Brutale aggressione avvenuta nei pressi di un negozio di Sulmona (L’Aquila). A farne le spese è stato un poliziotto che in quel momento si trovava in borghese.

Un poliziotto – scrive Francesco Curridori per il Giornale.it – è stato violentemente picchiato dopo aver rimproverato un bambino di 11 anni che stava giocando con i petardi dentro le fioriere di un negozio di Sulmona.

Immediato l’intervento dei presenti, che hanno soccorso il ferito. Sul posto è arrivata una pattuglia della polizia di Stato che, dopo avere ascoltato i testimoni, ha dato avvio alle ricerche del responsabile. Nel frattempo è stata contattata la madre dell’11enne, rimasto da solo.
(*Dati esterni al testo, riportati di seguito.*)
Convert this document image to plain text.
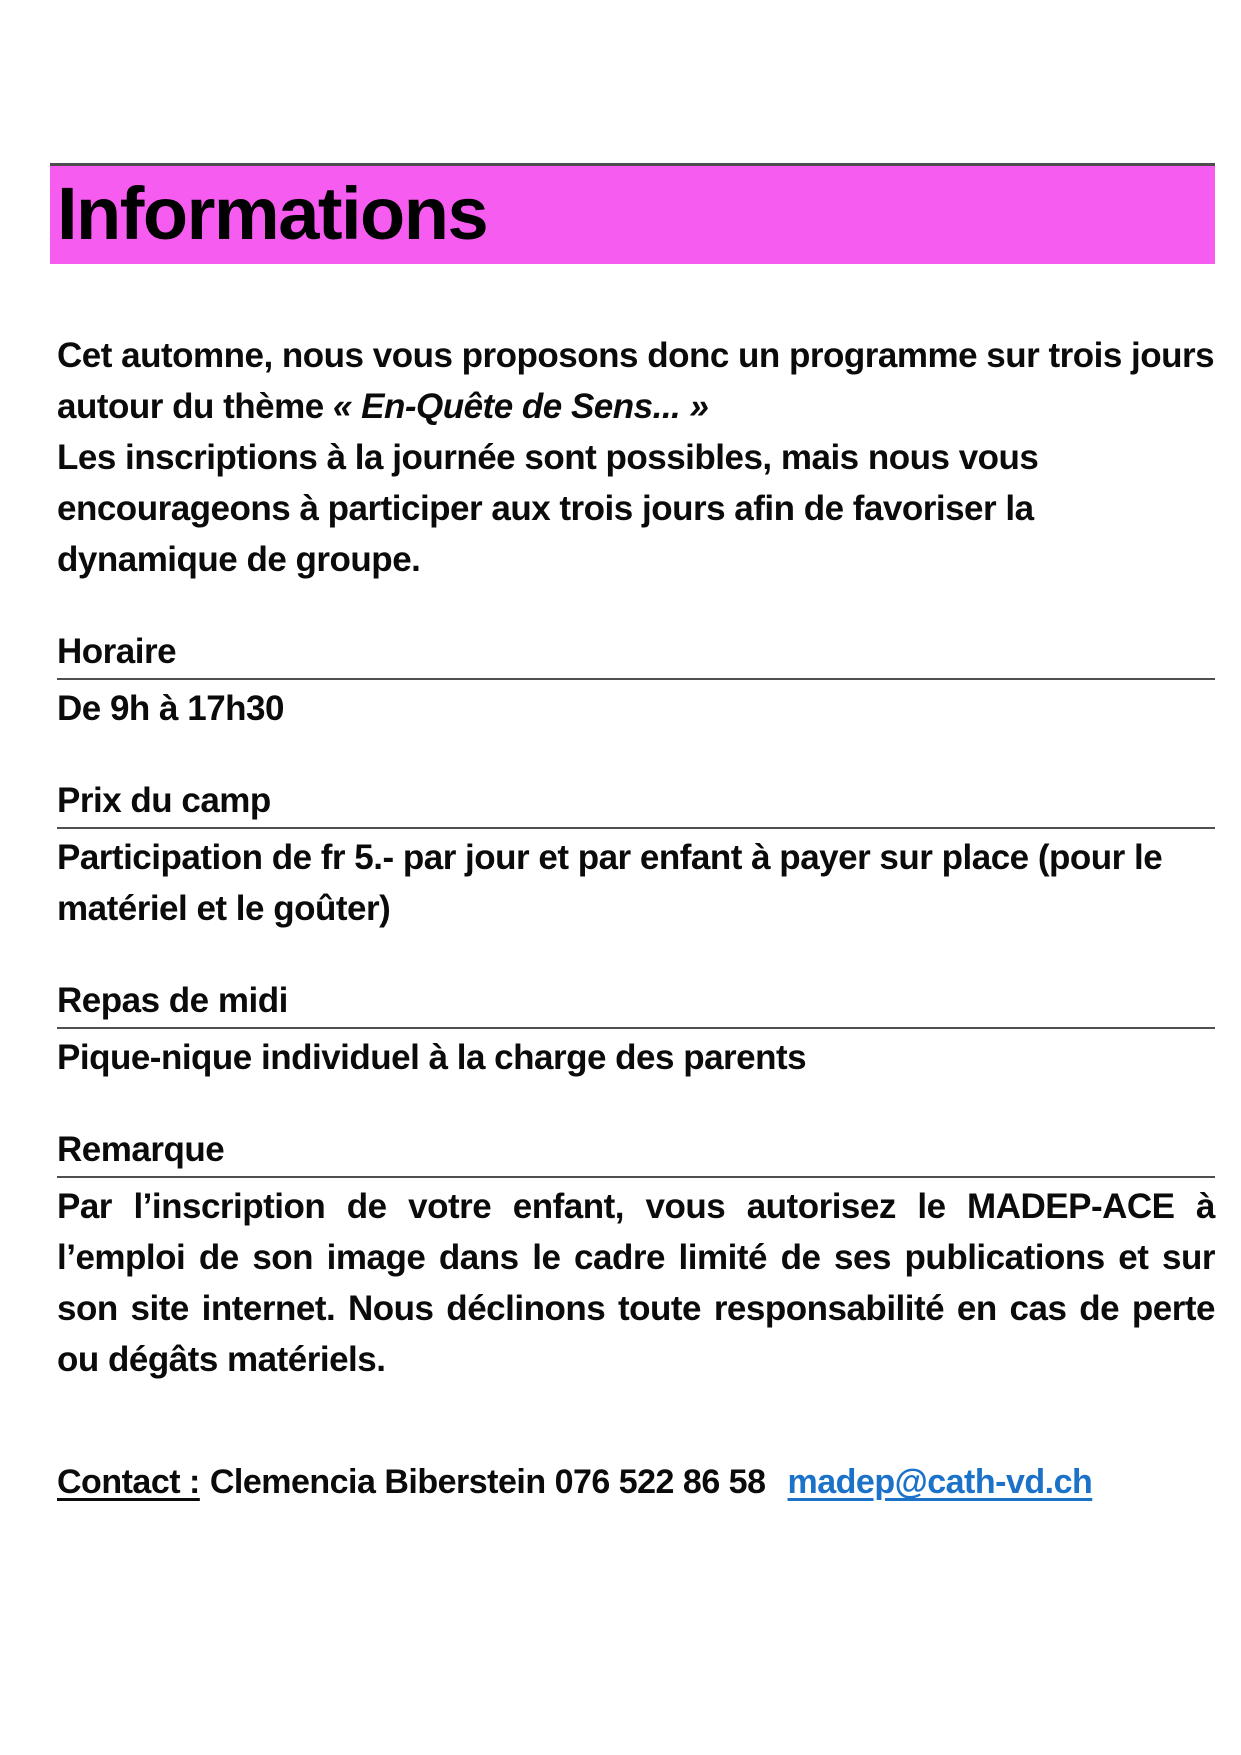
Informations

Cet automne, nous vous proposons donc un programme sur trois jours autour du thème « En-Quête de Sens... »
Les inscriptions à la journée sont possibles, mais nous vous encourageons à participer aux trois jours afin de favoriser la dynamique de groupe.

Horaire
De 9h à 17h30
Prix du camp
Participation de fr 5.- par jour et par enfant à payer sur place (pour le matériel et le goûter)
Repas de midi
Pique-nique individuel à la charge des parents
Remarque
Par l’inscription de votre enfant, vous autorisez le MADEP-ACE à l’emploi de son image dans le cadre limité de ses publications et sur son site internet. Nous déclinons toute responsabilité en cas de perte ou dégâts matériels.
Contact : Clemencia Biberstein 076 522 86 58 madep@cath-vd.ch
Considerata la gravità delle ferite, l’agente è stato accompagnato al pronto soccorso, dove ha ricevuto le prime cure. A causa di alcune fratture riportate al volto, l’uomo dovrà subìre un intervento di chirurgia maxillo-facciale presso l’ospedale dell’Aquila. I medici gli hanno assegnato una prognosi di 40 giorni.

Sentendosi alle strette, l’autore dell’aggressione ha voluto fornire la propria versione dei fatti su Facebook. L’uomo, un 30enne del posto, ha raccontato di essere intervenuto soltanto per difendere il figlio, afferrato per il collo e trascinato all’interno del negozio dal poliziotto. I presenti al momento dell’aggressione, tuttavia, smentiscono.

A divulgare la notizia e a esprimere piena solidarietà all’agente aggredito è Stefano Paoloni, segretario del Sap (Sindacato Autonomo di Polizia), che reguardisce il comportamento del padre dell’undicenne.

“Un messaggio sbagliatissimo quello che è passato. Diseducativo per il bambino e irrispettoso nei confronti delle forze dell’ordine che, anche se libere dal servizio, rappresentano comunque l’Istituzione”, dichiara Paoloni. Oggi, invece, a Milano, verso le 6 del mattino, hanno dato vita a una rissa tra due gambiani a causa della compravendita di un telefono cellulare. Nel mezzo, ovviamente, a rimetterci sono stati due agenti di polizia intervenuti per sedare gli animi.